Why Leibniz algebras are called on this way? I´m interested to know the reason to call the Leibniz algebras on this way.
I know that previously they were known as $D$-algebras
Why Loday chose this name?
Did Leibniz study something related?
Thanks! 
 A: Leibniz algebras are defined as vector spaces $L$ endowed with a bilinear application $[,]\colon L\times L\to L$ such that the identity
$$[x,[y,z]]=[[x,y],z]+[y,[x,z]]$$
holds for all $x,y,z\in L$. This can be equivalently rephrased as asking that for all $x$, the morphism
$$\delta_x\colon L\to L\colon y\mapsto [x,y]$$
satisfies the identity
$$\delta_x([y,z])=[\delta_x(y),z]+[y,\delta_x(z)],$$
and this is often called the Leibniz identity, hence the name. It means that $\delta_x$ is a derivation of $(L,[,])$, and in fact the identity above also implies that $\delta:L\to Der(L)$ is a morphism of Leibniz algebras.

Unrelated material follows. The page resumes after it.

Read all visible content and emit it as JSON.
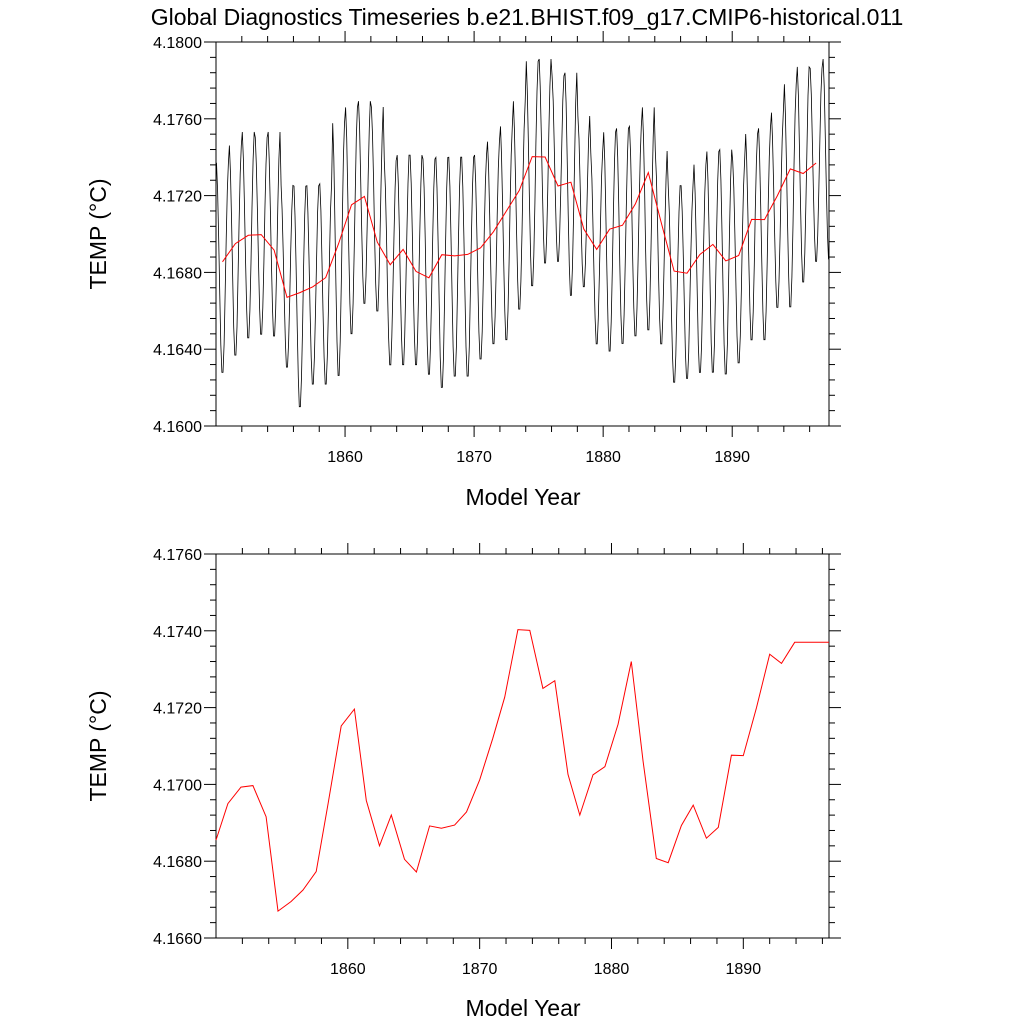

A: It is called after Gottfried Wilhelm Leibniz for the derivation rule, also called Leibniz rule. In the Lie case it is just the Jacobi identity, namely that the adjoint operators are derivations of the Lie algebra: 
$$[x,[y,z]]=[[x,y],z]+[y,[x,z]]$$
Loday chose the word Leibniz algebra for a nonassociative algebra, where we only have the Jacobi identity but not the skew-symmetry. The dual operad he called Zinbiel, which is Leibniz read backwards.